It’s like a pecan pie … burnt on the floor of the oven

22 04 2010

“Do you think she’ll kill him?”

“Absolutely.”

“Kill who?”

“Wait! Wait! I can explain!”

Oh the laments of a college afternoon in 1972. Sometimes it’s fun to take a trip down memory lane. Been doing a lot of that lately as the ol’ high school’s 40th Reunion approaches this fall. With a group of friends over dinner the other night, a pecan pie was brought to the table for dessert. Although with my tree-nut allergy, I can’t eat such, the wafting sweet fragrance of warm brown sugar and honey, along with the toasty nut aroma triggered an afternoon years ago in Carbondale, Illinois.

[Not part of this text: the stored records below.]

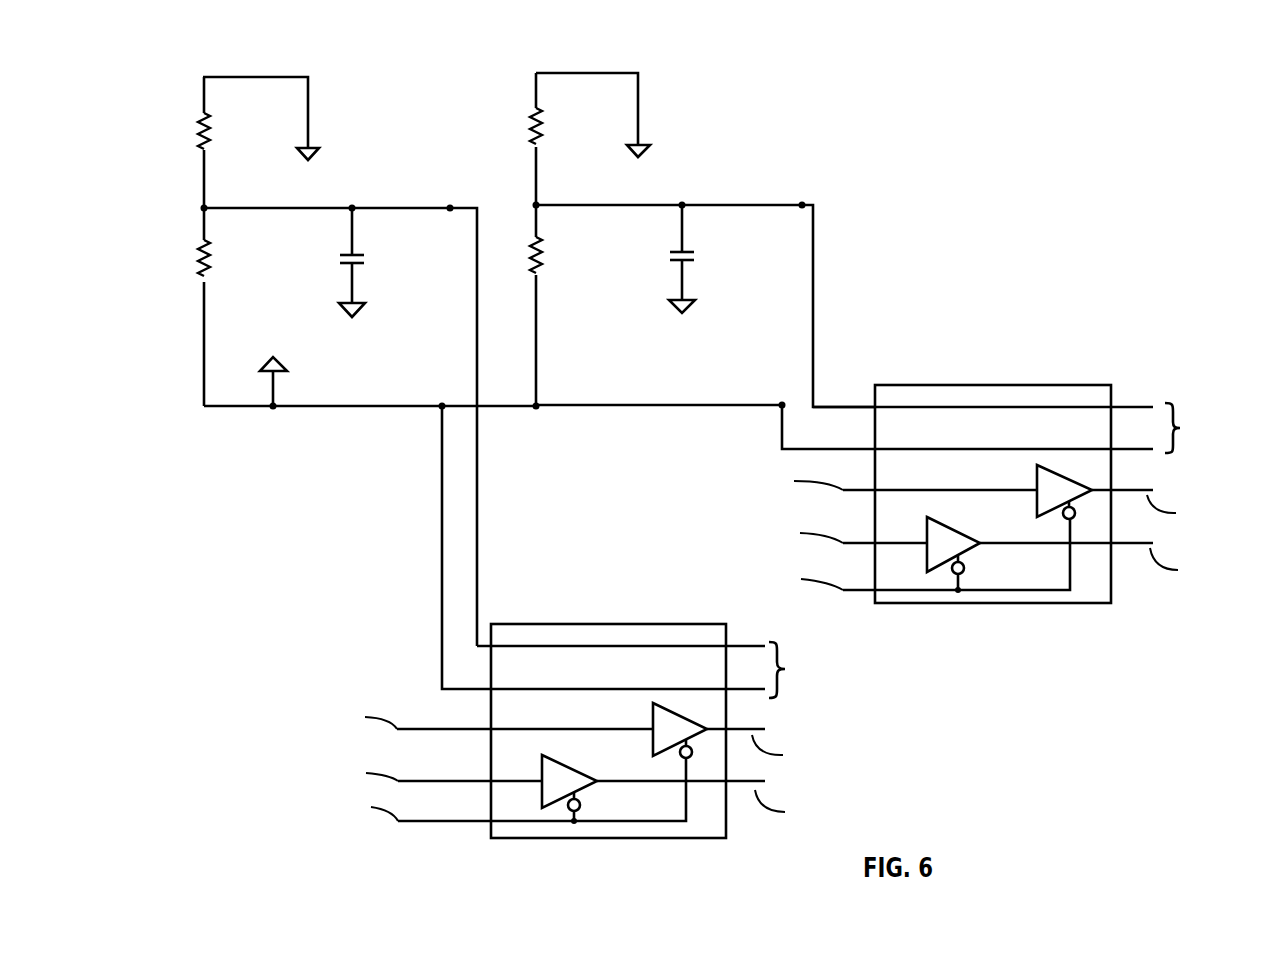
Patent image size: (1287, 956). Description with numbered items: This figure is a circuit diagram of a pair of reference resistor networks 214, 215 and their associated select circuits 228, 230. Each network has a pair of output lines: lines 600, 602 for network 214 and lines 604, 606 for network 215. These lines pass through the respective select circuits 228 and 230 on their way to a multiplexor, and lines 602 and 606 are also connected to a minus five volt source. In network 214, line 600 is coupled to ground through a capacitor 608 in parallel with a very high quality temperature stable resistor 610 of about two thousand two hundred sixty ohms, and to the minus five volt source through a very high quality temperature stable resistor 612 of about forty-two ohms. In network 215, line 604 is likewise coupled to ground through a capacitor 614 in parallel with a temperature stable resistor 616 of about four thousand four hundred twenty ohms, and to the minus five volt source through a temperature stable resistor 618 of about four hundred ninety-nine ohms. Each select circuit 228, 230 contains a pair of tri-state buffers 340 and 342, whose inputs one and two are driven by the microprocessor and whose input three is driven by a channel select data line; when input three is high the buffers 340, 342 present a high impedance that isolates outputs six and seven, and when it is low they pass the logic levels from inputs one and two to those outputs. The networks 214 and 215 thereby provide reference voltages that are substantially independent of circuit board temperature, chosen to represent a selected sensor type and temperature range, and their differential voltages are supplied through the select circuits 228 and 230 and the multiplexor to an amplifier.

The reference resistor network 214 is at (347, 131).
The reference resistor network 215 is at (684, 126).
The resistor 610 is at (213, 137).
The resistor 612 is at (223, 268).
The capacitor 608 is at (373, 260).
The resistor 616 is at (538, 150).
The resistor 618 is at (545, 280).
The capacitor 614 is at (697, 273).
The output line 604 is at (820, 342).
The output line 606 is at (778, 427).
The output line 600 is at (482, 593).
The output line 602 is at (437, 637).
The select circuit 228 is at (587, 622).
The select circuit 230 is at (923, 383).
The tri-state buffer 340 is at (1040, 518).
The tri-state buffer 342 is at (944, 565).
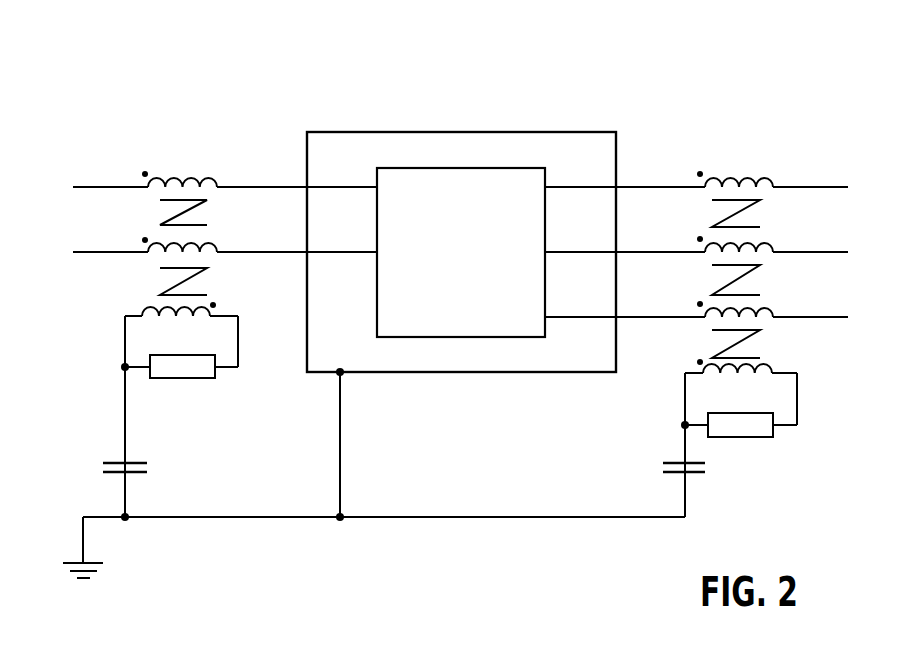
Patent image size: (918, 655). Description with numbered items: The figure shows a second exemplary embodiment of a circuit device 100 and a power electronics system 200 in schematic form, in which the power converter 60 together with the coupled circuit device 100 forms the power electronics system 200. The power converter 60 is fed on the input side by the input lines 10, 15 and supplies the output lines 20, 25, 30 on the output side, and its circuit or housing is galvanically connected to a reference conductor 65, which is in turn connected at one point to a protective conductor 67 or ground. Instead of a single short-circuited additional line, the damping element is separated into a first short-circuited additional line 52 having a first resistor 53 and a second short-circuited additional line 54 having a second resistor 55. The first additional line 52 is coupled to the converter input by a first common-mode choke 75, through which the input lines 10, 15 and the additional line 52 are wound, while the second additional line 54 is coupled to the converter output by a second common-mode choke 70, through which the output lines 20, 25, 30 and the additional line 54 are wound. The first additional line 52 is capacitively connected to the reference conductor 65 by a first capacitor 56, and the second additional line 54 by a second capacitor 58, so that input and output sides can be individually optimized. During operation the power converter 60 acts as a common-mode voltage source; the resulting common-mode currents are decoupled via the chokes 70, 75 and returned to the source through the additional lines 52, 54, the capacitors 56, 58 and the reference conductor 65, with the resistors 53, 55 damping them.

The circuit device 100 is at (447, 291).
The power electronics system 200 is at (200, 96).
The input line 10 is at (277, 186).
The input line 15 is at (270, 251).
The output line 20 is at (670, 186).
The output line 25 is at (663, 251).
The output line 30 is at (662, 316).
The power converter 60 is at (576, 145).
The first common-mode choke 75 is at (148, 312).
The first short-circuited additional line 52 is at (167, 398).
The first resistor 53 is at (200, 370).
The first capacitor 56 is at (113, 460).
The second common-mode choke 70 is at (772, 372).
The second short-circuited additional line 54 is at (725, 432).
The second resistor 55 is at (770, 428).
The second capacitor 58 is at (672, 462).
The reference conductor 65 is at (260, 517).
The protective conductor 67 is at (83, 546).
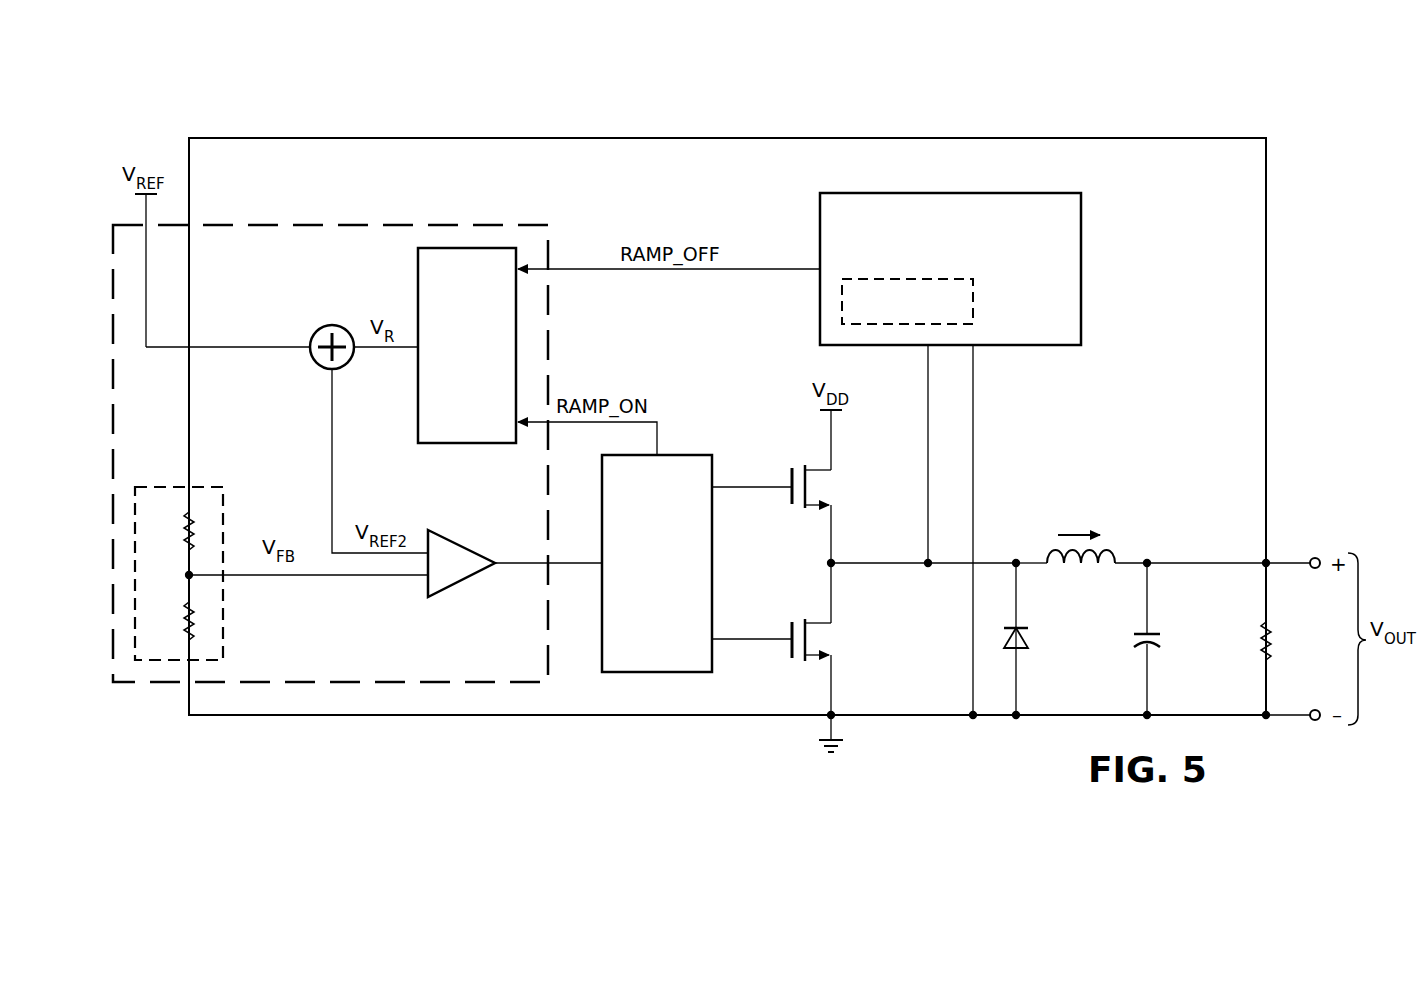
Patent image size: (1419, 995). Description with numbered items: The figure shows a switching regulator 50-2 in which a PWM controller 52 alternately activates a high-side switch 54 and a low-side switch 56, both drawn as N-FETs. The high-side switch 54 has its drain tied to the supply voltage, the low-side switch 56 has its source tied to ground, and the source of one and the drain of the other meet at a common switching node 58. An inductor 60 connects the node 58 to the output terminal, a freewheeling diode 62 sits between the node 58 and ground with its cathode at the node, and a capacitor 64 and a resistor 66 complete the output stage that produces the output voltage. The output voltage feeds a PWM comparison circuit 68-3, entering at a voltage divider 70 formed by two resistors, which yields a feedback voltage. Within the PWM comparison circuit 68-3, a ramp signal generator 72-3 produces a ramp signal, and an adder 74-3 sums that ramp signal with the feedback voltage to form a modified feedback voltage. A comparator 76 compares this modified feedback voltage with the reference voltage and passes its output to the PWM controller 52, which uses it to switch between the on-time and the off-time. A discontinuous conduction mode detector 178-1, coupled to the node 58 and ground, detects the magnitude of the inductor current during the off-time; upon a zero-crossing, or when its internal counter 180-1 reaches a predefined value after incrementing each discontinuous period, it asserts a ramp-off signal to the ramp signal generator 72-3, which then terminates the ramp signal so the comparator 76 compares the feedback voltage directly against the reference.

The switching regulator 50-2 is at (240, 100).
The PWM comparison circuit 68-3 is at (277, 222).
The adder 74-3 is at (318, 331).
The ramp signal generator 72-3 is at (443, 367).
The voltage divider 70 is at (226, 599).
The comparator 76 is at (462, 583).
The PWM controller 52 is at (644, 606).
The high-side switch 54 is at (789, 478).
The low-side switch 56 is at (789, 650).
The common switching node 58 is at (898, 568).
The inductor 60 is at (1108, 546).
The diode 62 is at (1030, 640).
The capacitor 64 is at (1162, 640).
The resistor 66 is at (1280, 640).
The discontinuous conduction mode detector 178-1 is at (1005, 269).
The counter 180-1 is at (975, 292).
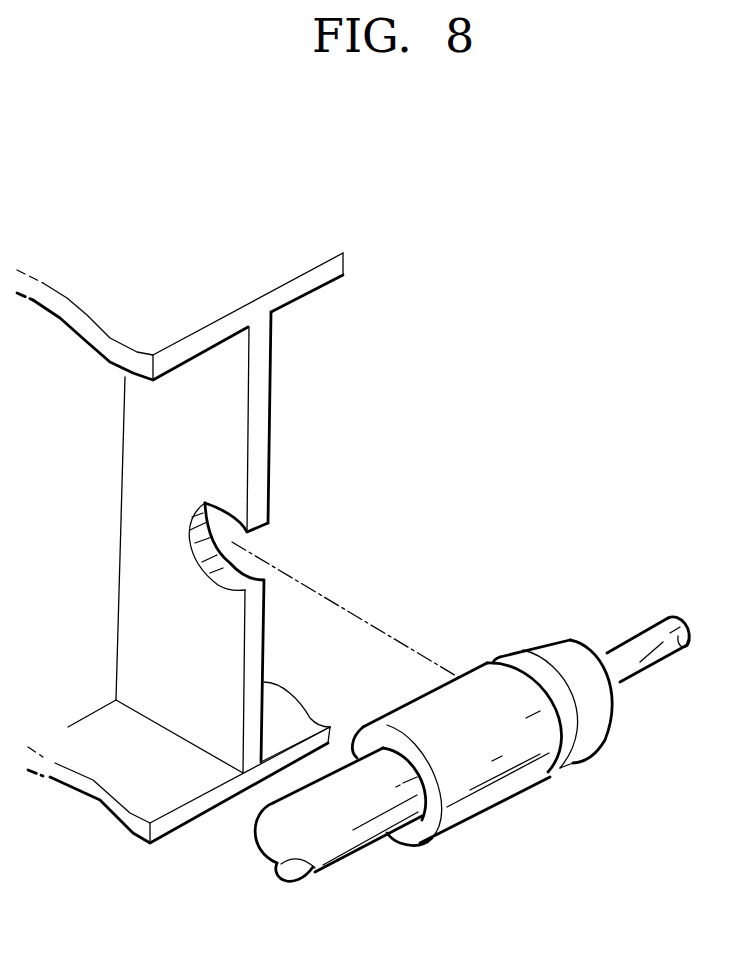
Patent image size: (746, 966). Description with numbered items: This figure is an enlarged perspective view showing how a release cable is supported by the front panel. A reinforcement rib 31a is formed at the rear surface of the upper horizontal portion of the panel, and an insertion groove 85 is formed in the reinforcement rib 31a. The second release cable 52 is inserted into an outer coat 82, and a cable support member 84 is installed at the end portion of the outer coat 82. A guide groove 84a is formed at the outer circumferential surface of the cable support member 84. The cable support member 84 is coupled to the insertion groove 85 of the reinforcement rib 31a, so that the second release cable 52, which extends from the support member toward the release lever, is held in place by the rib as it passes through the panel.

The bracket 31a is at (193, 548).
The hole 85 is at (217, 573).
The rod 82 is at (350, 853).
The bushing 84 is at (497, 797).
The collar 84a is at (562, 742).
The shaft 52 is at (653, 660).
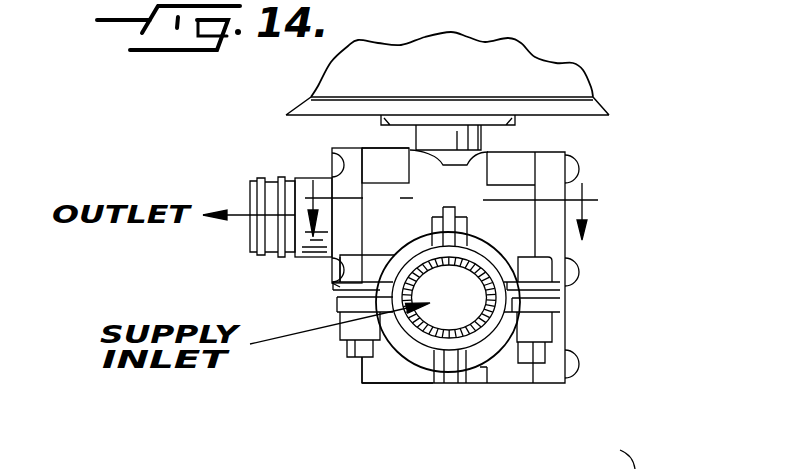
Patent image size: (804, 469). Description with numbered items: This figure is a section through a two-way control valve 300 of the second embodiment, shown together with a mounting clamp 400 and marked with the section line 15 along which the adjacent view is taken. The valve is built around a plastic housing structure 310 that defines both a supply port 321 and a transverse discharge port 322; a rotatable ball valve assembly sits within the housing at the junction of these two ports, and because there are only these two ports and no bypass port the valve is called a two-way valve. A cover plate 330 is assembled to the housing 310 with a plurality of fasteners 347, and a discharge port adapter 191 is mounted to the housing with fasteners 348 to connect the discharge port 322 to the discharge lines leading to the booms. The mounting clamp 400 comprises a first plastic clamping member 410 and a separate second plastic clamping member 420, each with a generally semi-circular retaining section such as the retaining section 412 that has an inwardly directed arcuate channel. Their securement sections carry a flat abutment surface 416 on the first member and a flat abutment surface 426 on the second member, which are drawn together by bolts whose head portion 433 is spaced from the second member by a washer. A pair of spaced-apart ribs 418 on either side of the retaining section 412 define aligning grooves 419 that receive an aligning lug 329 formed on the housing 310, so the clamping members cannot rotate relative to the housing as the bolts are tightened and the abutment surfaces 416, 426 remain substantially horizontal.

The control valve 300 is at (577, 59).
The mounting clamp 400 is at (400, 202).
The aligning lug 329 is at (410, 226).
The retaining section 412 is at (449, 173).
The ribs 418 is at (468, 224).
The discharge port 322 is at (240, 180).
The discharge port adapter 191 is at (250, 245).
The fasteners 348 is at (324, 268).
The flat abutment surface 426 is at (338, 302).
The head portion 433 is at (350, 358).
The first plastic clamping member 410 is at (520, 247).
The flat abutment surface 416 is at (449, 297).
The supply port 321 is at (404, 313).
The aligning groove 419 is at (448, 383).
The second plastic clamping member 420 is at (477, 386).
The housing structure 310 is at (518, 378).
The cover plate 330 is at (560, 325).
The fasteners 347 is at (579, 364).
The section line 15- 15 is at (452, 191).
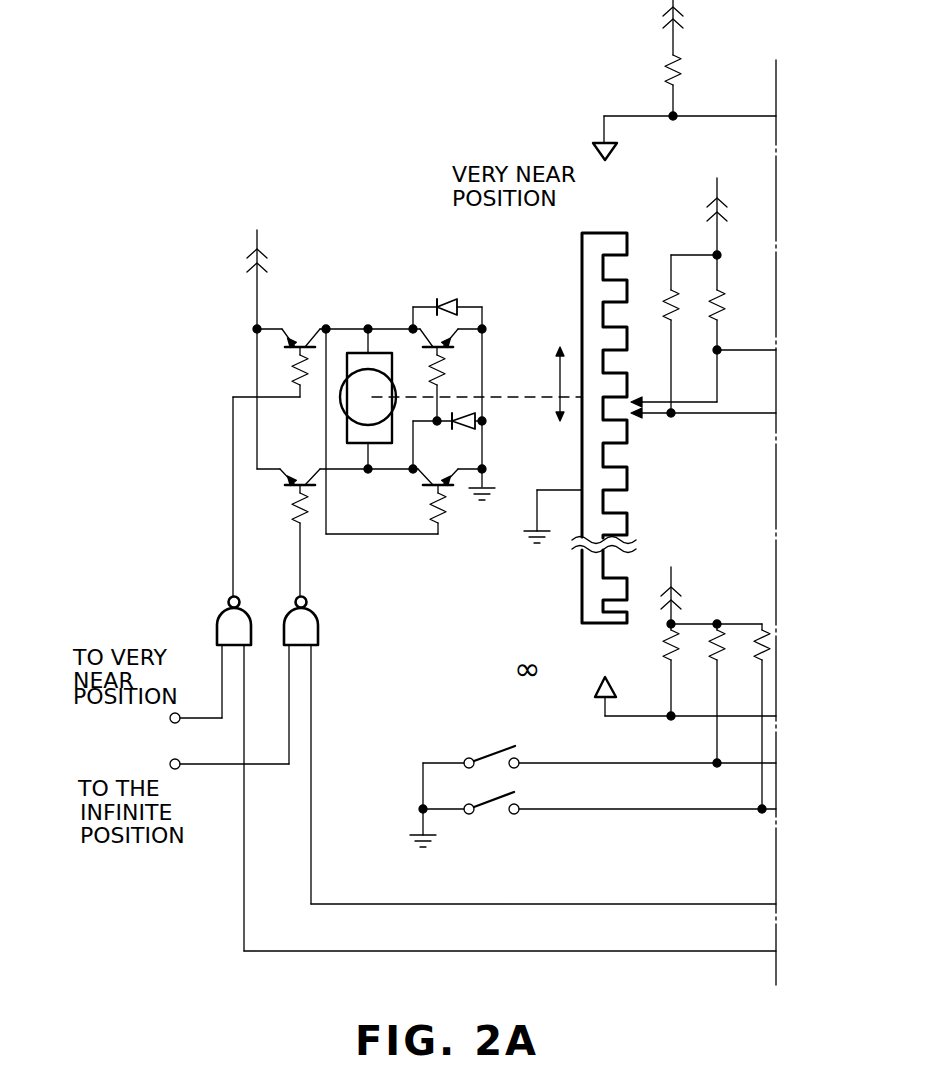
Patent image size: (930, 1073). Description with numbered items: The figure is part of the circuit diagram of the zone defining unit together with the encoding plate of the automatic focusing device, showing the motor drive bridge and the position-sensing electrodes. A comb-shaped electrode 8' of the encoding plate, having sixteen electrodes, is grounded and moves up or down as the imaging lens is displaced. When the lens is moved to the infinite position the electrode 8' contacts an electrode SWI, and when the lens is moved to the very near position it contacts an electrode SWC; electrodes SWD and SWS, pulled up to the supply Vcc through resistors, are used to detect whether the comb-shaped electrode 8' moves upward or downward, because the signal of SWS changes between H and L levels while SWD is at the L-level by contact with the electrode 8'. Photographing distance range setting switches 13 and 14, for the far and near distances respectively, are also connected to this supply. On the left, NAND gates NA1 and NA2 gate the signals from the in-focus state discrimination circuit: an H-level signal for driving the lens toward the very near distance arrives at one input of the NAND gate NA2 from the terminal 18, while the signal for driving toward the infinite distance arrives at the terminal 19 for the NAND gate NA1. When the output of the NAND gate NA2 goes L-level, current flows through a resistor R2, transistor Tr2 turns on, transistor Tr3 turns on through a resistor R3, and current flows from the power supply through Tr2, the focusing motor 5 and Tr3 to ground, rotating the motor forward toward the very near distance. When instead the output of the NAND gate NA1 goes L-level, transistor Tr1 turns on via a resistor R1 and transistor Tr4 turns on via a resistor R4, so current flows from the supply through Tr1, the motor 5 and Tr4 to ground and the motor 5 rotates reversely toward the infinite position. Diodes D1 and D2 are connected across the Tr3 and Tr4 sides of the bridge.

The focusing motor 5 is at (358, 380).
The comb-shaped electrode 8' is at (582, 428).
The photographing distance range setting switch (SWF) 13 is at (483, 755).
The photographing distance range setting switch (SWT) 14 is at (497, 820).
The terminal 18 is at (170, 718).
The terminal 19 is at (170, 764).
The transistor Tr1 is at (298, 480).
The transistor Tr2 is at (304, 328).
The transistor Tr3 is at (418, 476).
The transistor Tr4 is at (457, 337).
The resistor R1 is at (297, 512).
The resistor R2 is at (303, 395).
The resistor R3 is at (447, 510).
The resistor R4 is at (447, 375).
The diode D1 is at (464, 432).
The diode D2 is at (448, 300).
The electrode SWC is at (612, 151).
The electrode SWD is at (648, 414).
The electrode SWS is at (650, 406).
The electrode SWI is at (611, 678).
The NAND gate NA1 is at (320, 632).
The NAND gate NA2 is at (220, 630).
The power supply Vcc is at (748, 177).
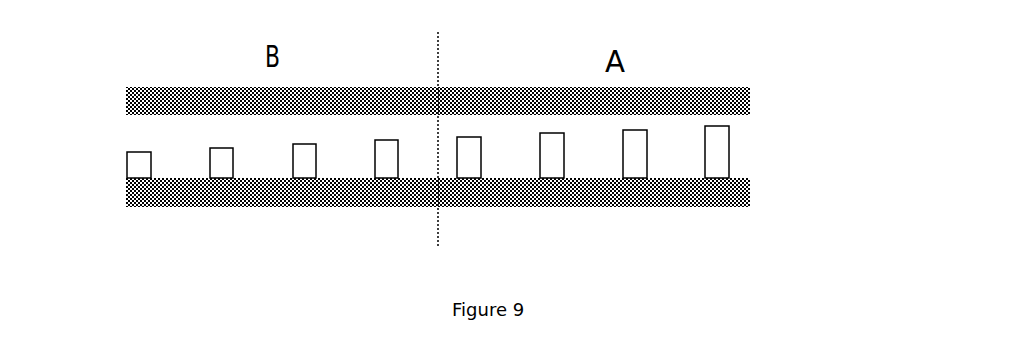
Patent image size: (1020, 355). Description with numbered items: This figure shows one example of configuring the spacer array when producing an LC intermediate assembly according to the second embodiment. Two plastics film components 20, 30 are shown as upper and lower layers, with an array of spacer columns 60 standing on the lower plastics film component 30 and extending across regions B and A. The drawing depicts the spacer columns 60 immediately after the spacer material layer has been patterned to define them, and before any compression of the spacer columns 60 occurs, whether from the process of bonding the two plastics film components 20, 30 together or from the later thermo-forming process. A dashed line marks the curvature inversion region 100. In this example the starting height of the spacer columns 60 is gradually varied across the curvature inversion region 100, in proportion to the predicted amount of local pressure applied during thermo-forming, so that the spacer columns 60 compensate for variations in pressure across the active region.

The plastics film component 20 is at (700, 102).
The plastics film component 30 is at (702, 200).
The spacer columns 60 is at (138, 163).
The curvature inversion region 100 is at (436, 123).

On quiet, two-block long Hays Street, Dan, Mark, and I lived in a typical three-bedroom southern Illinois bungalow. Now, we’re talking 1971, so I don’t have to explain about the regular use of herbs and spices in college life. Mark for some reason have craving for a pecan pie. He convinced my then girlfriend to make him a pie. In the heat and humidity of a warm afternoon, she rolled out a from scratch pie crust, mixed up the pie filling, pre-heated the oven, and put in the pie.

“Don’t touch it,” she cautioned. Dan and I were doing our homework at the kitchen table, but Mark, having completed his, had imbibed in some fresh herbs. I don’t remember why, but she then left the house—I have a vague memory that a dog had been hurt in the street or something. The fragrance of the pie filled the house. The sweetness of the browning sugar and syrup, the nutty flavor of the pecans, it was intoxicating.

After a bit, Mark came into the kitchen sniffing the air, “I wonder how it’s doing?”

“Don’t know, Mark, but she said, ‘don’t touch it.'”

“I just want to see it.”

Mark, I have to explain is over 6-feet tall, she was 5’5 or so. He was a former all-Chicago first baseman for Mather High School; she was a refugee from Aquinas Dominican and weighed under 100 pounds. In the slowly ending summer afternoon in southern Illinois, the influence of the demon weed crushed common sense, and Mark pulled open the oven door.

With a potholder, he carefully and slowly pulled the rack forward, deeply inhaling the fragrance of the pie. He admired its golden color, and carefully pushed the pie pan back into the oven. Yep, pulled out the rack, pushed back the pie pan. The look of horror on his face with the glop of pecan pie filling hitting the floor of the oven—pricelss. The summery fragrance of warm sugar coagulating into charred and burnt coal—terrifying.

Dan and I looked at each other and returned to our homework. Mark, panicking now, turned the 400-degree oven off, grabbed the household spatula, and began shoveling the burnt mess back into the pie pan. My back was to the door, but Dan looked up as she was seen returning to the house.

“Do you think she’ll kill him?” he asked as Mark fled quickly into his bedroom, locking the door.

“Absolutely,” I confirmed. 

“Kill who,” she asked and then sniffed the smell in the kitchen air. “What happened?”

The bedroom door opened a crack, and a plaintive voice pleaded, “Wait! Wait! I can explain!”